In contrast, low intensity resistance exercise in conjunction with mild vascular occlusion was reported not to result in changes in TBARS in humans (Takarada et al. 2000b). Our data support their findings and show that both protein carbonyls and glutathione ratio are not significantly altered with this combined treatment. We postulated that the low-intensity resistance-exercise in conjunction with the partial occlusion would mimic the higher resistance exercise response; however, the LRO condition did not demonstrate any significant change in either oxidative stress marker over time. In addition, the combination of the low-intensity resistance-exercise with the partial vascular occlusion seemed to attenuate the extent of oxidative stress as denoted by both markers being lower in the LRO session compared to the PO session. We previously reported considerably greater growth hormone responses to the LRO trial than the MR and PO trials (Reeves et al. 2005). We compared the GH and PC changes from pre- to immediately post-exercise, immediately post- to 15 min post-exercise, and pre- to 15 min post-exercise for individual trials and no significant correlations were found. This result suggests that the oxidative stress response does not relate to the GH response.

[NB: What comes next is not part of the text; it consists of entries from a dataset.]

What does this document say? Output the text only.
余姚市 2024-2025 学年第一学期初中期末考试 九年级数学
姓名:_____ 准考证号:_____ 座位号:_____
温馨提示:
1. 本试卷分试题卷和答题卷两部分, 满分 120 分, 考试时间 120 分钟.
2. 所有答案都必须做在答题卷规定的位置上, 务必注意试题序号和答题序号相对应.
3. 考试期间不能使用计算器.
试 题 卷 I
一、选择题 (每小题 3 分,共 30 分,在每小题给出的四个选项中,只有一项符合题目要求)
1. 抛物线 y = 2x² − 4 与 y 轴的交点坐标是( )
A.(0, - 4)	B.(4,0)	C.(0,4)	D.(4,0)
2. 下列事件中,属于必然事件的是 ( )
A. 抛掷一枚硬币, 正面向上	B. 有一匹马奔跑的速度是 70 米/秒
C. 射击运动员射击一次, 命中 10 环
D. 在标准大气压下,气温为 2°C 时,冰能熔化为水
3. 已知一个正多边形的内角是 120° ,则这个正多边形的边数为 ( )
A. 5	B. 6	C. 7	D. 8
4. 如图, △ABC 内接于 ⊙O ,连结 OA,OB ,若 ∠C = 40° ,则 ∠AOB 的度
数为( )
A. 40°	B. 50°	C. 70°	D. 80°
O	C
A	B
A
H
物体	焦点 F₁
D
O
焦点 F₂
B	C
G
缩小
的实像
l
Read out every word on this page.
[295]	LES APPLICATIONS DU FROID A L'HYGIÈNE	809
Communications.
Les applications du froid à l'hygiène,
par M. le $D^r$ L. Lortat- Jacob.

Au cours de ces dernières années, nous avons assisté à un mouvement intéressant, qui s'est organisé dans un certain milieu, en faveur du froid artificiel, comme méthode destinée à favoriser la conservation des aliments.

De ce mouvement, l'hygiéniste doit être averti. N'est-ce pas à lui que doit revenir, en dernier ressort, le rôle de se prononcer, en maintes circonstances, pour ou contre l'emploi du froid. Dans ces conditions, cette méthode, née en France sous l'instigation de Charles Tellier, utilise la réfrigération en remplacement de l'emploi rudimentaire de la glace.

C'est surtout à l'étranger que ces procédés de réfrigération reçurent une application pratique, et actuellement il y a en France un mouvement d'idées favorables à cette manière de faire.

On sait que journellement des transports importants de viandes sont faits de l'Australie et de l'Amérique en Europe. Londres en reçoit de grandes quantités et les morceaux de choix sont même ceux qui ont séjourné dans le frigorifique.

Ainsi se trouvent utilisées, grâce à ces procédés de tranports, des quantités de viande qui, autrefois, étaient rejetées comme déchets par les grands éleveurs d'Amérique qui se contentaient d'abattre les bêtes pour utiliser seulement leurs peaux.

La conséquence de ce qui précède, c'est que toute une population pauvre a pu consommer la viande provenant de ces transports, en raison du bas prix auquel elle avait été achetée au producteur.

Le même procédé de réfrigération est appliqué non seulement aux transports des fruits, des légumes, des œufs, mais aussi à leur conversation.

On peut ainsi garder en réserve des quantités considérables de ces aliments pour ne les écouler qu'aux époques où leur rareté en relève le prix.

It is unclear why there was less oxidative stress with the LRO session. We think it could be either one of two scenarios: (1) the muscle contractions during the partial vascular occlusion were able to overcome the resistance to venous outflow and thus help remove the oxidative stress markers from the circulation or; (2) the pressures during the contractions were sufficient to enhance blood flow during the muscle contractions to enable adequate blood flow delivery to overcome the partial vascular restriction. Further research is needed to ascertain the mechanism of this reduction in oxidative stress during light resistance exercise with partial vascular resistance.
The results indicate that moderate resistance exercise at 70% of 1 RM to failure and partial vascular occlusion for the same length of time increased blood oxidative stress markers to a similar extent, but light-resistance exercise at 30% of 1 RM to failure with partial occlusion attenuated the oxidative stress response within the blood. Further research is needed to ascertain the mechanism for this difference in response.